Larry Page Wants Earth To Have A Mad Scientist Island

Larry Page thinks we are, as a population, too negative. Especially the tech community.

It’s a topic that he tackled a few times during his surprise Q&A after this morning’s Google I/O keynote, and it actually ended up being one of my favorite bits from the entire three hour presentation.

The solution? Amongst other things, Larry wishes the world had some sort of permanent Burning Man-esque place for crazy builders to just be crazy. A place with less societal pressure, and without antiquated laws makin’ things sticky.

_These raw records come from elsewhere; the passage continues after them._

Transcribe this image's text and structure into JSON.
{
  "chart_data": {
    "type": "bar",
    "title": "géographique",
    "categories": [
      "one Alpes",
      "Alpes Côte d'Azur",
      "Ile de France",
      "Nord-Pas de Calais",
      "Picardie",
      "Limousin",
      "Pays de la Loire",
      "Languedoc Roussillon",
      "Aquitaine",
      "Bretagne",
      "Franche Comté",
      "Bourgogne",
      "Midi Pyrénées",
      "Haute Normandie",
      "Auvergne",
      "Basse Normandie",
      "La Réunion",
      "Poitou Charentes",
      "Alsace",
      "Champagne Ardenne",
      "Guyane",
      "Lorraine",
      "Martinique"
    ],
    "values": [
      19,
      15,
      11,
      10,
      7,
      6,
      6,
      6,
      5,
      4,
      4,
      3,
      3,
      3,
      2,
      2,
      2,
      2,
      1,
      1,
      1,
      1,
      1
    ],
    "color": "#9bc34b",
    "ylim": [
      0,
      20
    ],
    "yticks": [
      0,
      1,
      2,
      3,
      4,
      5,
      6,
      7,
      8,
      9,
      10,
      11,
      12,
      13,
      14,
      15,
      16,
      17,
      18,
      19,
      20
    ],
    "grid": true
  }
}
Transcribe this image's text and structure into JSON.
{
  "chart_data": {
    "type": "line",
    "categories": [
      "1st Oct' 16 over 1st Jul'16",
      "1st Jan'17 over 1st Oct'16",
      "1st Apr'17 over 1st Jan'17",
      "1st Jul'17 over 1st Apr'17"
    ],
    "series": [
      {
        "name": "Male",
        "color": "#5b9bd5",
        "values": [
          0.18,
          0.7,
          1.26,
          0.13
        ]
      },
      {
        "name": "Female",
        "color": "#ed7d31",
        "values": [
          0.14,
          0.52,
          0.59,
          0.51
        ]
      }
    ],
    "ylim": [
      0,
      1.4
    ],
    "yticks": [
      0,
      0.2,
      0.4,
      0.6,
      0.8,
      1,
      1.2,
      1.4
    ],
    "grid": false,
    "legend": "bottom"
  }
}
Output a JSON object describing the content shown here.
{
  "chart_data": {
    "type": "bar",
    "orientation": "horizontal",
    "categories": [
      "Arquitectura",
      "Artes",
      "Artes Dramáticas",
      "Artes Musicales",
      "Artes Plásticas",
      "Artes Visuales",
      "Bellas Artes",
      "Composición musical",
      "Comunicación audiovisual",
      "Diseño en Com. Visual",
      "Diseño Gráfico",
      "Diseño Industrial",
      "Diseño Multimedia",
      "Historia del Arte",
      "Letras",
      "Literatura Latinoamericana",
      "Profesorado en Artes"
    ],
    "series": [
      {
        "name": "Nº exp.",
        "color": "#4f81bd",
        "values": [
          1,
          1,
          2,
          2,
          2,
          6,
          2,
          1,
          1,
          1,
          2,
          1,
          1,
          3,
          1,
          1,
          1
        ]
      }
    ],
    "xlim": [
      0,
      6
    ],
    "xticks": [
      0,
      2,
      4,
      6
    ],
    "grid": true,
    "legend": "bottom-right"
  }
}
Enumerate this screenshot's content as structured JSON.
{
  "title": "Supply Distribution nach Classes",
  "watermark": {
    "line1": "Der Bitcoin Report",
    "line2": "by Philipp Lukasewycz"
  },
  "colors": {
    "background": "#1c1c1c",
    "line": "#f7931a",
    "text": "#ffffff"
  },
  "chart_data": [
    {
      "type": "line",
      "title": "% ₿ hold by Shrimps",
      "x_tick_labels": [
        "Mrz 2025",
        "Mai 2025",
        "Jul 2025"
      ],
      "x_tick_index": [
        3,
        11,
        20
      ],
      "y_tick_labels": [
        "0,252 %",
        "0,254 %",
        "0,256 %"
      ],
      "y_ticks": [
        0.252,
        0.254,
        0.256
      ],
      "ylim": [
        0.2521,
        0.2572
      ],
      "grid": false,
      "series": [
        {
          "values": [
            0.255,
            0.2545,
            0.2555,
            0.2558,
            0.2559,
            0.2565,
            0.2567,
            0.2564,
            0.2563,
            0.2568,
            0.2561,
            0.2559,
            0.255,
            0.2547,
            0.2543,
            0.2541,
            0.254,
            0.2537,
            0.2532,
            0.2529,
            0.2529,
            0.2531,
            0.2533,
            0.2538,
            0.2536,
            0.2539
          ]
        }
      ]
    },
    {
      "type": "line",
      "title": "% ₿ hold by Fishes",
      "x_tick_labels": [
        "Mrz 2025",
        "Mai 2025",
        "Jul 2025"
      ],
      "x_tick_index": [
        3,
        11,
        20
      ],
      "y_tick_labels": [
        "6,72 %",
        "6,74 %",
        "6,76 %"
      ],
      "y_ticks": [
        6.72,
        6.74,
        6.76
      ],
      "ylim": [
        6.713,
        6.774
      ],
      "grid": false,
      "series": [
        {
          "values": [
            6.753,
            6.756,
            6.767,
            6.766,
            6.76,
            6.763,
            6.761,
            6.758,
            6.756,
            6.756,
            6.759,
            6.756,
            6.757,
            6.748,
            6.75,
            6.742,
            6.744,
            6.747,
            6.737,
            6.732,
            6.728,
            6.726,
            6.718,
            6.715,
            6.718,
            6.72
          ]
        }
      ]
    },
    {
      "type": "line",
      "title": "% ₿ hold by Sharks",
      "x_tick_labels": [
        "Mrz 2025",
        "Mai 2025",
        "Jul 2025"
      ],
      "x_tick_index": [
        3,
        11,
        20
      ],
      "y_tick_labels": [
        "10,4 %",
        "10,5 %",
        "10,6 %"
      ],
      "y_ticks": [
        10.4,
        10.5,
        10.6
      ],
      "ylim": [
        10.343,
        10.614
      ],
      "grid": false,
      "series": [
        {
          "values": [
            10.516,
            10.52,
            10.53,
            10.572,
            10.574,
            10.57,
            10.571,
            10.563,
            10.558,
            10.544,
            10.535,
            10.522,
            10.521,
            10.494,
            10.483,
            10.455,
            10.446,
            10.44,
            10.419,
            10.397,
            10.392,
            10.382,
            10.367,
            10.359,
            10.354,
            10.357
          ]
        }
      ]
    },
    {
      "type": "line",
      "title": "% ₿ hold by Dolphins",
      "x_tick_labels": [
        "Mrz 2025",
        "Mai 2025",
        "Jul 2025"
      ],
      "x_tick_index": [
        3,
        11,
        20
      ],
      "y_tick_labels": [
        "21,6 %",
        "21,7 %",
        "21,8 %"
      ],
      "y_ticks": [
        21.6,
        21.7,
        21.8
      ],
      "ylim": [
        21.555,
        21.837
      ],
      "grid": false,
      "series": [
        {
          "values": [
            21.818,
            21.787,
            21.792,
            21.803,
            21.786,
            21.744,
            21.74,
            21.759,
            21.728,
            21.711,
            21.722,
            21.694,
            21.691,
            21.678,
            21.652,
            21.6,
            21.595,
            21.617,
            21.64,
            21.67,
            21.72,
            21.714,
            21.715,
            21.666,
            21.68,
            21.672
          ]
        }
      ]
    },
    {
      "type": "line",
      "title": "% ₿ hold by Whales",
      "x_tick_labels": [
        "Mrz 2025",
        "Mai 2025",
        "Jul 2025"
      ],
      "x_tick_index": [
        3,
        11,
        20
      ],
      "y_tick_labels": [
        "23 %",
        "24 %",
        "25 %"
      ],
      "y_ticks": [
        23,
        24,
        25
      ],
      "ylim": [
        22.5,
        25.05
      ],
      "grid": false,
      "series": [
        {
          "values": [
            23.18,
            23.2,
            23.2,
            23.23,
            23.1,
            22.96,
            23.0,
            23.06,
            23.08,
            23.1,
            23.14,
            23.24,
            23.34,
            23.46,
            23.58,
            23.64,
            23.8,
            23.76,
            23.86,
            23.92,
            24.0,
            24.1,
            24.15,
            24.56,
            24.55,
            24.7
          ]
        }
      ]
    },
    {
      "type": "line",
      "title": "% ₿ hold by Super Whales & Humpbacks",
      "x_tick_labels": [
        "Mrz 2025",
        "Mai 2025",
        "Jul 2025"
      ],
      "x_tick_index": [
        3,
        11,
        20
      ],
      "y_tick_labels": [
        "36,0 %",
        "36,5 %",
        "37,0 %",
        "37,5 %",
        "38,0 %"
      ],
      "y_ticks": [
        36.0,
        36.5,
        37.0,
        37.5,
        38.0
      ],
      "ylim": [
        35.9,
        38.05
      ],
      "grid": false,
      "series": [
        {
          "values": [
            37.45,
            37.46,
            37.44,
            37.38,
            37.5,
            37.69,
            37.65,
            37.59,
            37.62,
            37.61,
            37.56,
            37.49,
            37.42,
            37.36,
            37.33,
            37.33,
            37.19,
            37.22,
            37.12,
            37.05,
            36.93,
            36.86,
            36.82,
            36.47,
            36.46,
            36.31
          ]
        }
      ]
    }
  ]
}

Early on in his post-keynote speech, Page dug into the tech community for focusing too much on Company A vs. Company B:

“… We’re at maybe 1% of what is possible. Despite the faster change, we’re still moving slow relative to the opportunities we have. I think a lot of that is because of the negativity… Every story I read is Google vs someone else. That’s boring. We should be focusing on building the things that don’t exist.”

It’s something I’ve touched on before, and have been meaning to go back to for a while now. Even when something is quite clearly labeled as an experiment from day one — as with Google Glass — we collectively rush to lampoon it.

“No one in the entire world would want this!”, shouts one site. “It’s the next Segway!” shouts a dozens others. “But at least they’re trying something crazy,” shouts pretty much no one.

Is Google Glass a bit strange? Absolutely! It’s weird as hell. But it’s also a rare example of a company using their mountain of spare funds to try something crazy. It’s Sergey Brin gettin’ his Tony Stark on. It’s something we should absolutely be encouraging. It doesn’t have to win or lose. Few companies have the resources and talent to build crazy, real-world crap just to see what happens. Even fewer of those are willing to.

In response to a question on how we could change the tide, and make the world a more positive place for people to build weird new things:

Yeah that’s a really good question. I think people are naturally concerned about change. We’re changing quickly, but some of our institutions, like some laws, aren’t changing with that. The laws [about technology] cant be right if it’s 50 years old — that’s before the Internet. Maybe more of us need to go into other areas to help them improve and understand technology.

We don’t want our world to change too fast. But maybe we could set apart a piece of the world .. I like going to Burning Man, for example. An environment where people can try new things. I think as technologists we should have some safe places where we can try out new things and figure out the effect on society. What’s the effect on people, without having to deploy it to the whole world.

(If you think about it, this is exactly what Google is doing with Glass, constrained to limitations of not actually having a dedicated physical space to do it in)

Is it a bit Island Of Doctor Moreau? Sure, though it’d probably involve more rockets and robots than it would Leopard-Men and Beast Folk. But I’d buy a house there — or at the very least, I’d book myself an annual trip.